After the analysis, I used Docker to store the database, ensuring a portable, consistent, and isolated environment that can be easily shared and scaled. Docker enhances the development process by allowing seamless replication of the database setup across different systems.

Configuration

Manually

  • Install and configure PostgreSQL and pgadmin
  • Import the provided nortwhind.sql file to populate your database

With Docker and Docker Compose

Steps to Docker configuration:

  1. Initialize Docker Compose Run the command below using git bash inside the folder to upload the services:

    docker-compose up
    

    Wait for the configuration messages, such as:

    Creating network "northwind_psql_db" with driver "bridge"
    Creating volume "northwind_psql_db" with default driver
    Creating volume "northwind_psql_pgadmin" with default driver
    Creating pgadmin ... done
    Creating db      ... done
  2. Conectar o PgAdmin Access PgAdmin via the URL: http://locpostgrealhost:5050, with the password postgres.
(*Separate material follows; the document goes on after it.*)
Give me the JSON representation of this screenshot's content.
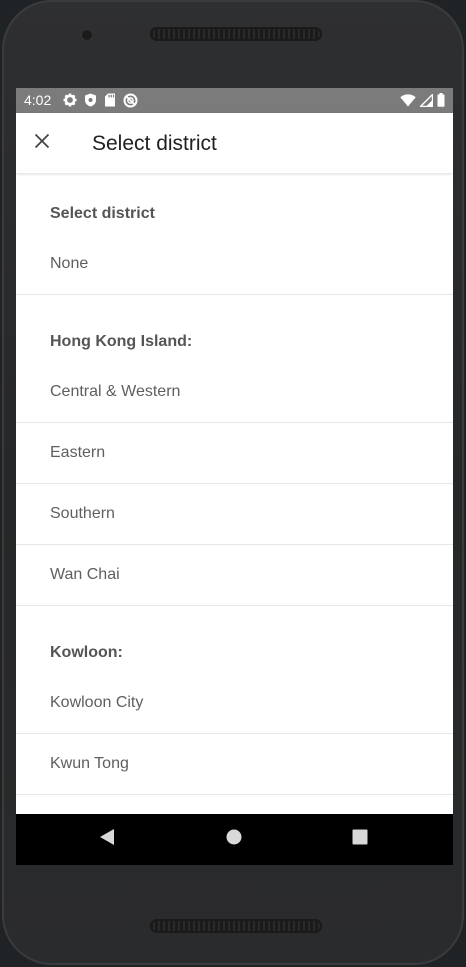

Set up a new server in PgAdmin:

* **General tab**:
    * Name: db
* **Connection tab**:
    * Host name: db
    * Username: postgres
    * Password: natan 
Then select the “northwind” database".
  1. Stopping Docker Compose Stop the started server by the command docker-compose up using Ctrl-C and remove the containers with:

    docker-compose down
    
  2. Files and Persistence Your changes to the Postgres databases will be persisted on the Docker volume postgresql_data and can be recovered by restarting Docker Compose with docker-compose up. To delete the data from the database, run:

    docker-compose down -v